Many key organisers of the protests are among the arrested, affecting the planning of the announced second protest march, planned for Friday 25 February. Also, reports from Djibouti City agree on a massive presence of armed police in the city during the entire week; peaking on Friday.
According to some opposition members, there were indeed attempts of groups of protesters to move into central Djibouti City on Friday, but the groups were turned back by armed police. This information is however not verified.
According to Bourhan Mohammed Ali, leader of the minor Djiboutian PRIDE opposition group, the failure of the planned 25 February protests were mostly due to the large-scale arrests. The detained opposition figures, key in organising the protests, were to hold a rally on Thursday, 24 February, to motivate the masses and to outline the plans for the following day.

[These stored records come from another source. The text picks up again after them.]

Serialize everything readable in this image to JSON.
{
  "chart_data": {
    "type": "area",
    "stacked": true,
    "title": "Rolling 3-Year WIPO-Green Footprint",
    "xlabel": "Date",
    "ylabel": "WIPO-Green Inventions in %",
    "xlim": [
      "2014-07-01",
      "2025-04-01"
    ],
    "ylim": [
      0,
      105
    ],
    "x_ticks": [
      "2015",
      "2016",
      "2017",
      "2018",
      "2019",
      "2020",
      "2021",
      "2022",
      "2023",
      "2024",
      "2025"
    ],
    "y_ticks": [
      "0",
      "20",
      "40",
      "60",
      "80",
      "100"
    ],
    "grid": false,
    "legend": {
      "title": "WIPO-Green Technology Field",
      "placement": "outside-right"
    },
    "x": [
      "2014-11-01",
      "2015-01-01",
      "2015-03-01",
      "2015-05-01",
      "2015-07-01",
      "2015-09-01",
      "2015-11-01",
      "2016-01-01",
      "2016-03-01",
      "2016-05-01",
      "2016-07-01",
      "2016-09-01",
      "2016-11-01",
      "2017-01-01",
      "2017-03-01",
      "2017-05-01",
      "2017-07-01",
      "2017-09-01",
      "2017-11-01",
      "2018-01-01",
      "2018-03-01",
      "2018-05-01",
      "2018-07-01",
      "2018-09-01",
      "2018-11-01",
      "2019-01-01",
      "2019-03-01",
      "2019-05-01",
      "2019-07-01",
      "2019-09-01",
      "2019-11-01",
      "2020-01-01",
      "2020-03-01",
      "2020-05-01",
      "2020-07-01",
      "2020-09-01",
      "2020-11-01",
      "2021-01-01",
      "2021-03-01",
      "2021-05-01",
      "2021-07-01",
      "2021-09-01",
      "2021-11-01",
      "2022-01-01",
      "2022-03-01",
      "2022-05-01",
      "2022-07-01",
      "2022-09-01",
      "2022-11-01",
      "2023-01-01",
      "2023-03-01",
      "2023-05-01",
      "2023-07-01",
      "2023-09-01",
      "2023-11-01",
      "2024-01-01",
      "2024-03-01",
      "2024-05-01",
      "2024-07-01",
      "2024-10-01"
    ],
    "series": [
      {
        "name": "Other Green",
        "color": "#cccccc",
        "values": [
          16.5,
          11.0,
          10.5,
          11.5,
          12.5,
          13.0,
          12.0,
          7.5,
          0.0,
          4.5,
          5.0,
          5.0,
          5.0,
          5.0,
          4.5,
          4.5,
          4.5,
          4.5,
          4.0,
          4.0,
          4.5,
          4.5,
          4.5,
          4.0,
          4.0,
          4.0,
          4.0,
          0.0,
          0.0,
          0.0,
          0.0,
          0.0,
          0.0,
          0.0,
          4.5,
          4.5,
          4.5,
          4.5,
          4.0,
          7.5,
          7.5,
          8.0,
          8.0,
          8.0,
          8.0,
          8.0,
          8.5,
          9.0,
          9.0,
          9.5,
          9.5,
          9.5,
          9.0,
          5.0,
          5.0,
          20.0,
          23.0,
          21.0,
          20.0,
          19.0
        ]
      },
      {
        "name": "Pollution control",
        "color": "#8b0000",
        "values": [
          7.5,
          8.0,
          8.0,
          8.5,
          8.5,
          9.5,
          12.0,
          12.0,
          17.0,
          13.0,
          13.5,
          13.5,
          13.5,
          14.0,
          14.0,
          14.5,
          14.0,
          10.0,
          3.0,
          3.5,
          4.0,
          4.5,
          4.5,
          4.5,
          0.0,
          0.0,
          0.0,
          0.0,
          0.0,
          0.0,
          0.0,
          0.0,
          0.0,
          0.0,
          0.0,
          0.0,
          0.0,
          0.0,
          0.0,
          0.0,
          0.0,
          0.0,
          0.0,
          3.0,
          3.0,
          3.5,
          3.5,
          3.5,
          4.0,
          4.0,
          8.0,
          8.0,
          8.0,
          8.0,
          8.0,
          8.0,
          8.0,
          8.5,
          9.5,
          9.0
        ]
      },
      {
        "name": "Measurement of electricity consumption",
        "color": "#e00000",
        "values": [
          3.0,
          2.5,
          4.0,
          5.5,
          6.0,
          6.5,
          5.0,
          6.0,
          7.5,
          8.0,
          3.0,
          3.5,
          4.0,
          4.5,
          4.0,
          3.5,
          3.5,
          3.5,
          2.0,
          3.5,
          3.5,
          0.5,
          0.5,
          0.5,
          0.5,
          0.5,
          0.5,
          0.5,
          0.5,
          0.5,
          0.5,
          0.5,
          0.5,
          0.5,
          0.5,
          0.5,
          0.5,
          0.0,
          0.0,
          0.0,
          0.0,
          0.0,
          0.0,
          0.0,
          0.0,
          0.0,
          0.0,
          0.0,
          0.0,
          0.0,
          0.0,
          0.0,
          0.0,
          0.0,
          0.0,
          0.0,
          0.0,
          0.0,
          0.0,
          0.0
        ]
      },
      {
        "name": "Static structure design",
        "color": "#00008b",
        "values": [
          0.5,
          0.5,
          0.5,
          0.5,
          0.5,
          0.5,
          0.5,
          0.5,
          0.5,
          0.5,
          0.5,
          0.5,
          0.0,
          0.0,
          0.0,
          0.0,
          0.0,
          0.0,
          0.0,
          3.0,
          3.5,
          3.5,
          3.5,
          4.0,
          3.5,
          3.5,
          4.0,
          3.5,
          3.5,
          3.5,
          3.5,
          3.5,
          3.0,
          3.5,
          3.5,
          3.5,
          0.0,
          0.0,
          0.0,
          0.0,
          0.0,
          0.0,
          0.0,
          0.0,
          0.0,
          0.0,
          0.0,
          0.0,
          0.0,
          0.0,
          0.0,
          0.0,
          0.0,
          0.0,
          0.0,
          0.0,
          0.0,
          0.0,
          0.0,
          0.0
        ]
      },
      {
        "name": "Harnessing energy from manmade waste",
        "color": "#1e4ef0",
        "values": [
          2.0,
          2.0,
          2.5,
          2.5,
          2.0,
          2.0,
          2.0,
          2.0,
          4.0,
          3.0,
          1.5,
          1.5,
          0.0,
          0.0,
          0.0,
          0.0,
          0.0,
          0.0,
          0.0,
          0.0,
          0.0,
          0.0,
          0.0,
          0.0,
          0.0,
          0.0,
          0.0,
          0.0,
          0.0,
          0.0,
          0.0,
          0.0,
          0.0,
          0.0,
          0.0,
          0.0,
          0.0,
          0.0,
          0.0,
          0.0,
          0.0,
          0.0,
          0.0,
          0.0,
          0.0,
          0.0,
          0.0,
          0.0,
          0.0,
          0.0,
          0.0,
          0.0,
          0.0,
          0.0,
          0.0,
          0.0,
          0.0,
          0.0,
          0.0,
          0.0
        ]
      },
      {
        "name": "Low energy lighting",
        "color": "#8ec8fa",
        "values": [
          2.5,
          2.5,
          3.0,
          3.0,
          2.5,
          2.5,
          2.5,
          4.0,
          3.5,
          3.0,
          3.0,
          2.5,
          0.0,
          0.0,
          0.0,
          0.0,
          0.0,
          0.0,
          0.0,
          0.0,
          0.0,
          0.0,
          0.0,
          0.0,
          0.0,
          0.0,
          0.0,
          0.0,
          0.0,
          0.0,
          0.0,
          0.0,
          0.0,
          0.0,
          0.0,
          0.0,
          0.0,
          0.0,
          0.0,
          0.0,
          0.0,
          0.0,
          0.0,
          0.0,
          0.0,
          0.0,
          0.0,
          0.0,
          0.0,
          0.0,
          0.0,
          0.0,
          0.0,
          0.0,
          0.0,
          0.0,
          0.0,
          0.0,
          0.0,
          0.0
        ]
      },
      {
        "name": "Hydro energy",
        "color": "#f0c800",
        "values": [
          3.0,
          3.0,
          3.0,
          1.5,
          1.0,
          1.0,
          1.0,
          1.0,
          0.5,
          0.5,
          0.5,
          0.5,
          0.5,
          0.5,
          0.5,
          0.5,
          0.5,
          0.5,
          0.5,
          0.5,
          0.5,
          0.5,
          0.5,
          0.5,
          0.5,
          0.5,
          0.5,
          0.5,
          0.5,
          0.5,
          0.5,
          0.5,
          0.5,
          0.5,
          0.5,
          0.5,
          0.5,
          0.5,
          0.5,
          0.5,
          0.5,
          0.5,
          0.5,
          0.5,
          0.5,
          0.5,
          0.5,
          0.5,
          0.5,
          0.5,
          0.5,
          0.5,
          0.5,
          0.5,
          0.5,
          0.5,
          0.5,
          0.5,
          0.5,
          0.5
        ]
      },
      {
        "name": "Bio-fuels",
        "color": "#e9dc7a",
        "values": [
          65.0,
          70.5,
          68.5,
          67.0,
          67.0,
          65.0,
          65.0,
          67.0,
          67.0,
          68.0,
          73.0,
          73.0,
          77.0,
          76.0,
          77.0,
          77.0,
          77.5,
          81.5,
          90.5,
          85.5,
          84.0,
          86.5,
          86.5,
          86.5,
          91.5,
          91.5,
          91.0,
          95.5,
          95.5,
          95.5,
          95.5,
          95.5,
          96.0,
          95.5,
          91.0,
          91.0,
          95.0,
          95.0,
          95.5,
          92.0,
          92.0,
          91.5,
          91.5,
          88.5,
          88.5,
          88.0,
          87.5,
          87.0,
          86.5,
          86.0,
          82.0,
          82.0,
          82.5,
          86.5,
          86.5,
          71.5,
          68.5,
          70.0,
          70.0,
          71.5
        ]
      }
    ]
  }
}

As these organisers failed to show up – mostly being imprisoned – this « broke the momentum of the masses, » according to Mr Bourhan, as it « cast doubt in their minds » about the protest movement.
Further, after the failure of the rally, a message was sent out, saying the mass protests would be postponed. « The entire opposition – individuals and movements – has decided to organise the second official protest on 4 March, » the message said.
Mr Bourhan however condemned this statement as « misinformation » by an unknown « self-appointed spokesman » of the protest movement. He is now calling for improved coordination by opposition groups to assure a return of momentum for the Djibouti protest movement. The calls for a massive protest on Friday 4 March are however still on.